11

Einschätzungen zur ersten Runde der US-Wahlen

WASHINGTON, DC – Wenn Sie den Verlauf des amerikanischen Präsidentschaftswahlkampfes verwirrend finden, liegen Sie vermutlich richtiger als jene, die bereit sind, Vorhersagen über ein Ergebnis anzustellen. Es kann an diesem Punkt, an dem beide großen Parteien davorstehen, ihre Kandidaten in Vorwahlen oder Parteikongressen auf Ebene der Einzelstaaten auszuwählen, keine Vorhersagen geben, sondern nur begründete (oder unbegründete) Mutmaßungen.

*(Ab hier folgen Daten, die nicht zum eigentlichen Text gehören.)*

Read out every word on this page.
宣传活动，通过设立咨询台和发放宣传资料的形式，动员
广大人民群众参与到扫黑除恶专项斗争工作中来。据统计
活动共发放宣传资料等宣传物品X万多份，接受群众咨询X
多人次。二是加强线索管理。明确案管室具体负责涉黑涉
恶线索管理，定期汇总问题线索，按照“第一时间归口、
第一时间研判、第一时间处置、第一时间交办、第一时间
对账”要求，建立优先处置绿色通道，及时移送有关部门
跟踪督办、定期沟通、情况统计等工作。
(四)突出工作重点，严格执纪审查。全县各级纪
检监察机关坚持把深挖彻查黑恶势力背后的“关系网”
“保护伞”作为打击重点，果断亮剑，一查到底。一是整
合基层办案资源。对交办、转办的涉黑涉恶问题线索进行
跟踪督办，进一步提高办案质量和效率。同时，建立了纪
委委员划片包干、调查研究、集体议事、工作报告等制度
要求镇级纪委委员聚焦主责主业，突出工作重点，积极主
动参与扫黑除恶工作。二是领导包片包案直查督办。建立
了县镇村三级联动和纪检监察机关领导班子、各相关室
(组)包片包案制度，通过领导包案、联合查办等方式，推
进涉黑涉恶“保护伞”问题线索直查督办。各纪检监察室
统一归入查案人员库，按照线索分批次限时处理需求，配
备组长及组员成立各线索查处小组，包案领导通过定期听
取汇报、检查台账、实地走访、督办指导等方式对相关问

Der Ausgang des ersten wichtigen Wettstreits am 1. Februar in Iowa ist gewöhnlich schwer vorherzusagen, weil sein Ergebnis mehr von den organisatorischen Fähigkeiten abhängt als von der Popularität. Die wichtigste Frage sowohl bei den Republikanern als auch bei den Demokraten lautet, ob die Kandidaten ausreichend viele ihrer Unterstützer zu den Parteikongressen bekommen können – relativ kleinen Veranstaltungen, die des Abends und unter Winterbedingungen stattfinden.

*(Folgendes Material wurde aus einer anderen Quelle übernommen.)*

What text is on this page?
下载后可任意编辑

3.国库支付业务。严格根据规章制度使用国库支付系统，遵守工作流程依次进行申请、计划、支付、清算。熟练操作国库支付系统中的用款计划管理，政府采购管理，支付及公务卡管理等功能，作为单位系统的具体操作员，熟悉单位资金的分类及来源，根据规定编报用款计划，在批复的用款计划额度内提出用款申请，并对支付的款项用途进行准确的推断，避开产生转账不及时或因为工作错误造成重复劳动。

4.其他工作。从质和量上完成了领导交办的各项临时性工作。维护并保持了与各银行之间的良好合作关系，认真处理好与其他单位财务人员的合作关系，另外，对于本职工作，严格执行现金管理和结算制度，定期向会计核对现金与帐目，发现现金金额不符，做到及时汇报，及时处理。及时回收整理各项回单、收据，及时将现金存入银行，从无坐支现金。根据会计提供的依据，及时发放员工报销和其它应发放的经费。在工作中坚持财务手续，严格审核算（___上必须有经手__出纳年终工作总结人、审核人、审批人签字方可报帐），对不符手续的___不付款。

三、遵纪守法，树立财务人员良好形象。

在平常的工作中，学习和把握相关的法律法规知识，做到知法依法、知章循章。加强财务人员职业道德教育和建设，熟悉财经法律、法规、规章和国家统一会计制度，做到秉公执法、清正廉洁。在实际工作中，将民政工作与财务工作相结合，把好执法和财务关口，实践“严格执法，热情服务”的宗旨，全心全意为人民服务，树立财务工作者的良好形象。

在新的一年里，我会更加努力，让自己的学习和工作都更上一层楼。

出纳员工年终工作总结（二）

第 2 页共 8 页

Aufseiten der Republikaner liegen Ted Cruz und Donald Trump in Iowa und in New Hampshire, wo acht Tage später gewählt wird, Kopf an Kopf. Obwohl Trump in den nationalen Umfragen einen enormen Vorsprung hat, ist die Stärke seiner Organisation in Iowa unbekannt, und das, worauf es beim fortschreitenden Nominierungsprozess ankommt, sind die Ergebnisse auf Ebene der einzelnen Staaten. Trumps Problem ist, das viele seiner Unterstützer sich bisher noch nie an einer Wahl beteiligt haben.

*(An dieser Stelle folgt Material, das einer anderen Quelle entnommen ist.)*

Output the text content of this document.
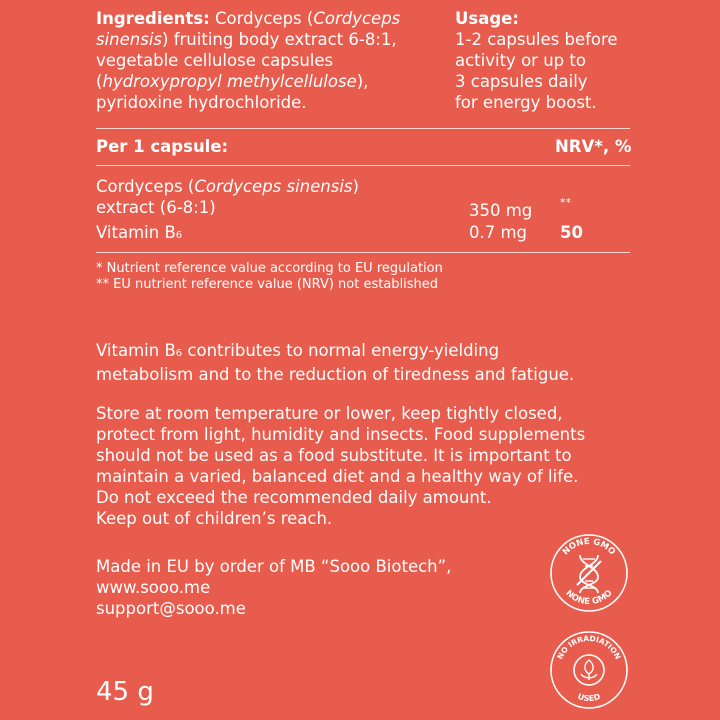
Ingredients: Cordyceps (Cordyceps
sinensis) fruiting body extract 6-8:1,
vegetable cellulose capsules
(hydroxypropyl methylcellulose),
pyridoxine hydrochloride.
Usage:
1-2 capsules before
activity or up to
3 capsules daily
for energy boost.
Per 1 capsule:	NRV*, %
Cordyceps (Cordyceps sinensis)
extract (6-8:1)	350 mg	**
Vitamin B6	0.7 mg 50
* Nutrient reference value according to EU regulation
** EU nutrient reference value (NRV) not established
Vitamin B6 contributes to normal energy-yielding
metabolism and to the reduction of tiredness and fatigue.
Store at room temperature or lower, keep tightly closed,
protect from light, humidity and insects. Food supplements
should not be used as a food substitute. It is important to
maintain a varied, balanced diet and a healthy way of life.
Do not exceed the recommended daily amount.
Keep out of children’s reach.
Made in EU by order of MB “Sooo Biotech”,
www.sooo.me
support@sooo.me
45 g
NONE GMO
NONE GMO
NO IRRADIATION
USED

Trumps bisheriger Erfolg spiegelt seine Bauernschläue dabei wider, den Zeitgeist zu erkennen und den Massen zu gefallen. (Dank seiner Reality-Fernsehshow The Apprentice hat er diesbezüglich eine Menge Praxis.) Die Wählerschaft ist wütender und verängstigter als bei den Präsidentschaftswahlen der jüngsten Vergangenheit, und Trump wie Cruz schlagen daraus Kapital. Diese Stimmung – ein Produkt der langsamen Wirtschaftserholung, der stetig zunehmenden Ungleichheit bei Vermögen und Einkommen und einem von Rassegesichtspunkten mitbedingten Gefühl der Unsicherheit (insbesondere unter weißen Männern) – sorgt für ein aufgeladenes politisches Umfeld.